Author: Julie H., Foster Mom
You know when you live somewhere for a while things become “normalized” that to outsiders seem strange? Well, that seems to be a regular occurrence with Miss D (our city mouse). I wasn’t expecting to teach an entire “culture” of country living to our foster kiddo! We are all country mice in my household so bringing in a city mouse is an adjustment and is full of learning opportunities.

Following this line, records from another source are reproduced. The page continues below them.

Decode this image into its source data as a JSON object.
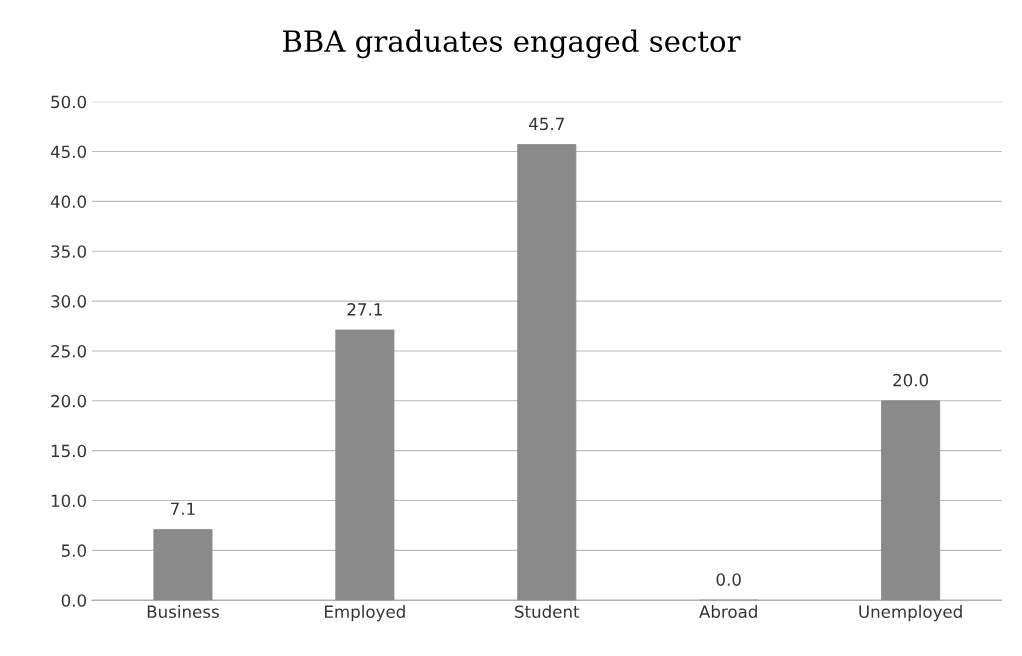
{
  "chart_data": {
    "type": "bar",
    "title": "BBA graduates engaged sector",
    "categories": [
      "Business",
      "Employed",
      "Student",
      "Abroad",
      "Unemployed"
    ],
    "values": [
      7.1,
      27.1,
      45.7,
      0.0,
      20.0
    ],
    "value_labels": [
      "7.1",
      "27.1",
      "45.7",
      "0.0",
      "20.0"
    ],
    "color": "#8a8a8a",
    "ylim": [
      0,
      50
    ],
    "yticks": [
      {
        "value": 0,
        "label": "0.0"
      },
      {
        "value": 5,
        "label": "5.0"
      },
      {
        "value": 10,
        "label": "10.0"
      },
      {
        "value": 15,
        "label": "15.0"
      },
      {
        "value": 20,
        "label": "20.0"
      },
      {
        "value": 25,
        "label": "25.0"
      },
      {
        "value": 30,
        "label": "30.0"
      },
      {
        "value": 35,
        "label": "35.0"
      },
      {
        "value": 40,
        "label": "40.0"
      },
      {
        "value": 45,
        "label": "45.0"
      },
      {
        "value": 50,
        "label": "50.0"
      }
    ],
    "grid": "y"
  }
}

These insights into how “strange” we are in the country usually happen while we are driving. Yesterday, Miss D noticed street names in our area. She blurts out in the car “WHO names these streets around here? I mean, English Settlement Avenue? That’s so weird! or Two River Road? Where do I live where people name streets like this???!!!” Do you know what else Miss D does while driving? She starts naming the roadkill. “That’s a raccoon”, “That’s a possum”, “Uh oh, I think that was a cat!”. Apparently in the city, there isn’t a lot of roadkill. Who knew??
Other fun country events have been learning how to drive an ATV, getting her ATV license, and don’t get me started on tractors. Yes, we have “Drive your tractor to school” day. Yes, there are different kinds of tractors. Yes, you can pass tractors on roads when they go soooo slooowwww. Did she want to eventually drive a tractor to school (her answer was a resounding YES). And then when we are passing farm animals: Can we have one? When do horses lie down? Why do they lie down? Do cows lie down? When do they lie down? Is it really when it rains? Look, a baby cow!!! I want chickens! Why do coyotes eat chickens and not dogs?

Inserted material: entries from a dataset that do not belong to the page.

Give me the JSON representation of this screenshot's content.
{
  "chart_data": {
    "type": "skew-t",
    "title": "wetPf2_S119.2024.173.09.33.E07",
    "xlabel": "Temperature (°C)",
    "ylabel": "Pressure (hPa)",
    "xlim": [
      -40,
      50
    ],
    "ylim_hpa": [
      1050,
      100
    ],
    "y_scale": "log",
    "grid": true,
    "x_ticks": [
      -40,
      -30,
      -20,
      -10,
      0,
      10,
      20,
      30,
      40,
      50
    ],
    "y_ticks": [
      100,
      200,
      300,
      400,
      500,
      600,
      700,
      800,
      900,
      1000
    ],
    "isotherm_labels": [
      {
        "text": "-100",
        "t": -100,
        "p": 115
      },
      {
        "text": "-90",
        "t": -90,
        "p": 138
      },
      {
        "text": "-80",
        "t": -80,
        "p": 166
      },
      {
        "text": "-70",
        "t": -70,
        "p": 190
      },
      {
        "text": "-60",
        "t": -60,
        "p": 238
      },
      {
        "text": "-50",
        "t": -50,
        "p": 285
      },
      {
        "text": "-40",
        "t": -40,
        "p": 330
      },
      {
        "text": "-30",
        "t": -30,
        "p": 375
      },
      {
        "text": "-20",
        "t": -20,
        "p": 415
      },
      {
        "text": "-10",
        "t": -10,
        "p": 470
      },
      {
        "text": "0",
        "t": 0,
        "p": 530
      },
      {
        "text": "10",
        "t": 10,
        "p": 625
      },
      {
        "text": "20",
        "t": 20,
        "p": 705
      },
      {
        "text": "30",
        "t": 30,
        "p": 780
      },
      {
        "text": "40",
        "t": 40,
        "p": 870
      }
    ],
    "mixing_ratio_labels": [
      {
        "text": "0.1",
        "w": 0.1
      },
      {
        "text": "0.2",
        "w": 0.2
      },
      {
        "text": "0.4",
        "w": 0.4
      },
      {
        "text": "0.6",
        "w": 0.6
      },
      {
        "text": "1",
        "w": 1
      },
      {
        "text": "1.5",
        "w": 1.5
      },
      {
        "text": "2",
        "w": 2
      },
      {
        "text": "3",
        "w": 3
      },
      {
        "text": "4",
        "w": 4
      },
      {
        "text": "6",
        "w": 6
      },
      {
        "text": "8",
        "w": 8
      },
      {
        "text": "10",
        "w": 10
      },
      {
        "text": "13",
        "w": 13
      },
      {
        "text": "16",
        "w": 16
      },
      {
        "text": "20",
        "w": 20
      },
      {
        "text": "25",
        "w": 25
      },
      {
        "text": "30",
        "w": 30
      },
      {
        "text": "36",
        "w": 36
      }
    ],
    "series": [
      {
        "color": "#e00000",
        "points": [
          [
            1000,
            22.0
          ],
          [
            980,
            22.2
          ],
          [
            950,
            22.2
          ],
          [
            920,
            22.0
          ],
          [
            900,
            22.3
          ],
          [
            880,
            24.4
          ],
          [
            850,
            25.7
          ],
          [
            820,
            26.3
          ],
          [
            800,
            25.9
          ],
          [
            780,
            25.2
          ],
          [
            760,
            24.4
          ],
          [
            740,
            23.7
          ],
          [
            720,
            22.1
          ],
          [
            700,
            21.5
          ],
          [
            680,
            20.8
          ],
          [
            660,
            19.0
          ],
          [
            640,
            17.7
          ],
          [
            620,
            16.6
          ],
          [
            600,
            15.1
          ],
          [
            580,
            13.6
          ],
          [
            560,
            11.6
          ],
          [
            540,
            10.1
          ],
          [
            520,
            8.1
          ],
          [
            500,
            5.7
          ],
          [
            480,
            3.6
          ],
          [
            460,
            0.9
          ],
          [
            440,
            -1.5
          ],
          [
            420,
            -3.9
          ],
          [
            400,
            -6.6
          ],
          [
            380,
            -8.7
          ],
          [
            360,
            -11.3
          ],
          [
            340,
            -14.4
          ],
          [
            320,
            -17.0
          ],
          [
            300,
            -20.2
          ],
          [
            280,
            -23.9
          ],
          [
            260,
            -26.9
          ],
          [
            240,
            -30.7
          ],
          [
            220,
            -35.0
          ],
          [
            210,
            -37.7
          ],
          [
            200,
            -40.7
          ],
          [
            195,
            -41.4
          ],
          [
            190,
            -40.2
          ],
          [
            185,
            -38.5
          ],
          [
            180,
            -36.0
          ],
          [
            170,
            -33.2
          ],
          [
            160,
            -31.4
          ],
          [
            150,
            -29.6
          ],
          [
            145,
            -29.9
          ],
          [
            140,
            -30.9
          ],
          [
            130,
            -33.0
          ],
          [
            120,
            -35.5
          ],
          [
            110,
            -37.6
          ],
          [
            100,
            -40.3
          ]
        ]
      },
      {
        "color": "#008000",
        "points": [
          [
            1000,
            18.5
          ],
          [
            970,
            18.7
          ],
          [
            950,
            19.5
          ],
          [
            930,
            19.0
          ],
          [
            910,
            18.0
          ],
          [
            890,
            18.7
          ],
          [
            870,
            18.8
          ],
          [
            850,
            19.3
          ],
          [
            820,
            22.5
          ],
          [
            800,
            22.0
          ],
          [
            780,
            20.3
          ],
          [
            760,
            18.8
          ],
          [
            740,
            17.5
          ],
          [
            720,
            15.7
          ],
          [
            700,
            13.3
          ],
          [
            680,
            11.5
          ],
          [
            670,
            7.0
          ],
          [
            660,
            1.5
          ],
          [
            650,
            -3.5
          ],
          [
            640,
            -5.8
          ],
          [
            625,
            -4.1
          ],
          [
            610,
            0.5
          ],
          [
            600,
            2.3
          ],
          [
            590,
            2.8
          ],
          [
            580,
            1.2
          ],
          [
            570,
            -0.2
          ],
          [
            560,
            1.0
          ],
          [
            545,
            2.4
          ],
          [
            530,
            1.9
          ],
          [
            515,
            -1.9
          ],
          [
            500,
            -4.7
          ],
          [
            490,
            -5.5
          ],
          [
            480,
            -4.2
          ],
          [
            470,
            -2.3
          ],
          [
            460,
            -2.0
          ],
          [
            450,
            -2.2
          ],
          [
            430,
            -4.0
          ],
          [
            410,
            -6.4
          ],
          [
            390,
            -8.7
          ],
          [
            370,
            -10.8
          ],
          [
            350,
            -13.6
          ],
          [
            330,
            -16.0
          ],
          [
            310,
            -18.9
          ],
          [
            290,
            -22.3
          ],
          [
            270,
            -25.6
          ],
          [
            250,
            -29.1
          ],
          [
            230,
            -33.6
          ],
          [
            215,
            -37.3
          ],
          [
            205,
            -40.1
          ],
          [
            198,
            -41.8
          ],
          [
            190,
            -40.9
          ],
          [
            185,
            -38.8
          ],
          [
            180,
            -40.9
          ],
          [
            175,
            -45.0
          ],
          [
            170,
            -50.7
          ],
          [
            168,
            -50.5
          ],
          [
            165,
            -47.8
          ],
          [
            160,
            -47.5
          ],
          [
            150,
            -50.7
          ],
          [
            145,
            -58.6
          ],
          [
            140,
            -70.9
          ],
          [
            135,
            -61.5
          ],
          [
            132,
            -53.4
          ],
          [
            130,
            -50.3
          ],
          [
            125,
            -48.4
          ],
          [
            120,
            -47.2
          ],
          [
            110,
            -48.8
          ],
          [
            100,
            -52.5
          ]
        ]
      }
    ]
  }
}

But regardless of the conversations, we learn every day that we all are different and have different experiences, and that’s ok. And Miss D learns that she’s smarter than us in a lot of things because she’s lived a full life in her 13 years and that doesn’t mean she’s “less than”. And it doesn’t mean that we diminish her experiences and in turn minimize her. We support and help her grow into the amazing adult she will be one day…whether it’s a city mouse, a country mouse, or a nice suburban mouse.